RNA extractions, cDNA synthesis and quantitative determination of mRNA levels of various genes were performed as described previously [21]. Sense and antisense primers were designed against published human sequences for E-cadherin, N-cadherin, Vimentin, Oct4, MMP2, MMP9, EpCAM and CD44. Gel extraction of PCR products was performed using the QiaEX II Agarose gel extraction Kit (Qiagen Australia), as per the manufacturer’s protocol and quantified using the ND-1000 Nanodrop spectrophotometer (NanoDrop Technologies Inc Wilmington, DE, USA).

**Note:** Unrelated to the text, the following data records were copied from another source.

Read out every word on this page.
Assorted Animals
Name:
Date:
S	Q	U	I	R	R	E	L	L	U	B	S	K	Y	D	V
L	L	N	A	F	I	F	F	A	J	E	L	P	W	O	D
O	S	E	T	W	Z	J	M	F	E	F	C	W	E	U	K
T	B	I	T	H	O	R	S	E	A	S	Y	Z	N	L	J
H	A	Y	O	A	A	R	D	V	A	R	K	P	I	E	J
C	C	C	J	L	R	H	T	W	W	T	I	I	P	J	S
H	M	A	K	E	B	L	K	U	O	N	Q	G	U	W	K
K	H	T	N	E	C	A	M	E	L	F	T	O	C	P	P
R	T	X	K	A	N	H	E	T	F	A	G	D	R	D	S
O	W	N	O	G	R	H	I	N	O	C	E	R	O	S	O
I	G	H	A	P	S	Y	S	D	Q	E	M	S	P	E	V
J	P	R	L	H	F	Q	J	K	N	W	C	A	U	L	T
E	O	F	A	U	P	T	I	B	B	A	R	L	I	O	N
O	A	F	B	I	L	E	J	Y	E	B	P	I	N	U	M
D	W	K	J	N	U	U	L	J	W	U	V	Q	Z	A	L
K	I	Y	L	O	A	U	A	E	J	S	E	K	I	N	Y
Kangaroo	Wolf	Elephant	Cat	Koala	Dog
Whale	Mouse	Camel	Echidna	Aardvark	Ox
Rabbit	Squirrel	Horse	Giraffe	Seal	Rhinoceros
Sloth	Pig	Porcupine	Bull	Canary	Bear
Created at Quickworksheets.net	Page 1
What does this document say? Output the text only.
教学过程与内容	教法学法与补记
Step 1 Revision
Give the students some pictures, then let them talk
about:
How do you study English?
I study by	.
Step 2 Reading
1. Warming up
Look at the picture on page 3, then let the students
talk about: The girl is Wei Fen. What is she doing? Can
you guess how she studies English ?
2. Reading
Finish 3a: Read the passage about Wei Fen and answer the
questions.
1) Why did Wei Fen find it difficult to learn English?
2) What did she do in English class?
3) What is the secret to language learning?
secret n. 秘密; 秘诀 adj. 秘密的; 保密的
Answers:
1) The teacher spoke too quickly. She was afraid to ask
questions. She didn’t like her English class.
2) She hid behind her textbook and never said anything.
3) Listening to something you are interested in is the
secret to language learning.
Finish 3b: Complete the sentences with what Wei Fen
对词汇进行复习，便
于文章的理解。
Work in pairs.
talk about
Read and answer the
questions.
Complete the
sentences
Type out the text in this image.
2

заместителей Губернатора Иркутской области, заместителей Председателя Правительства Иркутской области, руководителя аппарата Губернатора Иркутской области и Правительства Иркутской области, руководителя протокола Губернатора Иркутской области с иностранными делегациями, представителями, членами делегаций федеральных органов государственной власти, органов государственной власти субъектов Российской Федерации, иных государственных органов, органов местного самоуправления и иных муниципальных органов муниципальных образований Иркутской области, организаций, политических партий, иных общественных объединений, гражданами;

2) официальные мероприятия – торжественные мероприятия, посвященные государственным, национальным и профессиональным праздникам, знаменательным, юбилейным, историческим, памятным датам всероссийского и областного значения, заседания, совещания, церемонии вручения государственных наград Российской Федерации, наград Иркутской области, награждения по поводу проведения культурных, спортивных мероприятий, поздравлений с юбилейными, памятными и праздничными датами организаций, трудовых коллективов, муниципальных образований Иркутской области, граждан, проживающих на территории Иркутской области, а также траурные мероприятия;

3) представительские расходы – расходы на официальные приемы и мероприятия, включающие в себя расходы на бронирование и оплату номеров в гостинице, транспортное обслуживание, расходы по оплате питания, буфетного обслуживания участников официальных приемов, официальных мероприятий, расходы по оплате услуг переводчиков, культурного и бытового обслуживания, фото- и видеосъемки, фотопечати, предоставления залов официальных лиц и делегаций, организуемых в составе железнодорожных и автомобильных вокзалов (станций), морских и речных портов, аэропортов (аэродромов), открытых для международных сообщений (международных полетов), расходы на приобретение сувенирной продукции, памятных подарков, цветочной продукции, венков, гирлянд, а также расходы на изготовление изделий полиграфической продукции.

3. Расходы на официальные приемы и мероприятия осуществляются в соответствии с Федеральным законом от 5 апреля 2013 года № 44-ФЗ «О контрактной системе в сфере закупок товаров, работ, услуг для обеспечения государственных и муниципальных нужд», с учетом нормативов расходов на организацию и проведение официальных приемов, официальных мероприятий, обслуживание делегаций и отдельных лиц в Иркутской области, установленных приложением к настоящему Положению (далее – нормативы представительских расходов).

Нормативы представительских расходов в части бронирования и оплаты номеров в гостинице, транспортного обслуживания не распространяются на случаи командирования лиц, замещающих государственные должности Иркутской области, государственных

Sequences and products were verified as described previously [22]. Primer pairs used include 5–3′: E cadherin (Entrez Gene ID 999, approved symbol CDH1) forward-GGCACAGATGGTGTGATTACAG; reverse- GTCCCAGGCGTAGACCAAGAAA; N-cadherin (Entrez Gene ID 1000, approved symbol CADH2) forward- AAACAGCAAGCACGGGTTA; reverse- CTTAGGATTGGGGGCAAAAT; vimentin (Entrez Gene ID 7431, approved symbol VIM) forward- CCTACAGGAAGCTGCTGGAA; reverse- GGTCATCGTGATGCTGAGAA; MMP2 (Entrez Gene ID 4313, approved symbol MMP2) forward- AAGGGGATCCAGGAGCTCTA; reverse- GCTTGTCACGTGGTGTCACT; MMP9 (Entrez Gene ID 4318, approved symbol MMP9) forward- TTGACAGCGACAAGAAGTGG; reverse- GCCATTCAC GTCGTCCTTAT; EpCAM (Entrez Gene ID 4072, approved symbol EpCAM) forward- CGTCAATGCCAGTGTACTTCAGTT; reverse- TCCAGTAGGTTCTCACTCGCTCAG; CD44 (Entrez Gene ID 960, approved symbol CD44) forward- CCAATGCCTTTGATGGACCA; reverse- TGTGAGTGTCCATCTGATTC; Oct4 Entrez Gene ID 5460, approved symbol POU5F1): forward- CTCCTGGAGGGCCAGGAATC; reverse- CCACATCGGCCTGTGTATAT; 18S (Entrez Gene ID 100008588, approved symbol RN18S1) forward-GTAACCCGTTGAACCCCATT; reverse-CCATCCAATCGGTAGTAGCG. The mRNA expression of STAT3 was determined using STAT3 probe (Applied Biosystems, Victoria, Australia). Real time PCR was performed using the Applied Biosystems ABI SYBR mix (Victoria, Australia) using Applied Biosystems ABI 7900 HT Fast real-time machine. Yields were converted to fg (femtograms) based on the standard curve for each product and the resulting mRNA levels were normalized to the 18S mRNA level per sample. Each experiment was performed independently a minimum of three times.

Animal Studies

Animal ethics statement

This study was carried out in strict accordance with the recommendations in the Guide for the Care and Use of the Laboratory Animals of the National Health and Medical Research Council of Australia. The experimental protocol was approved by the Ludwig/Department of Surgery, Royal Melbourne Hospital and University of Melbourne’s Animal Ethics Committee (Project-006/11), and was endorsed by the Research and Ethics Committee of Royal Women’s Hospital Melbourne, Australia. Female Balb/c nu/nu mice (age, 6–8 weeks) were obtained from the Animal Resources Centre, Western Australia. Animals were housed in a standard pathogen-free environment with access to food and water.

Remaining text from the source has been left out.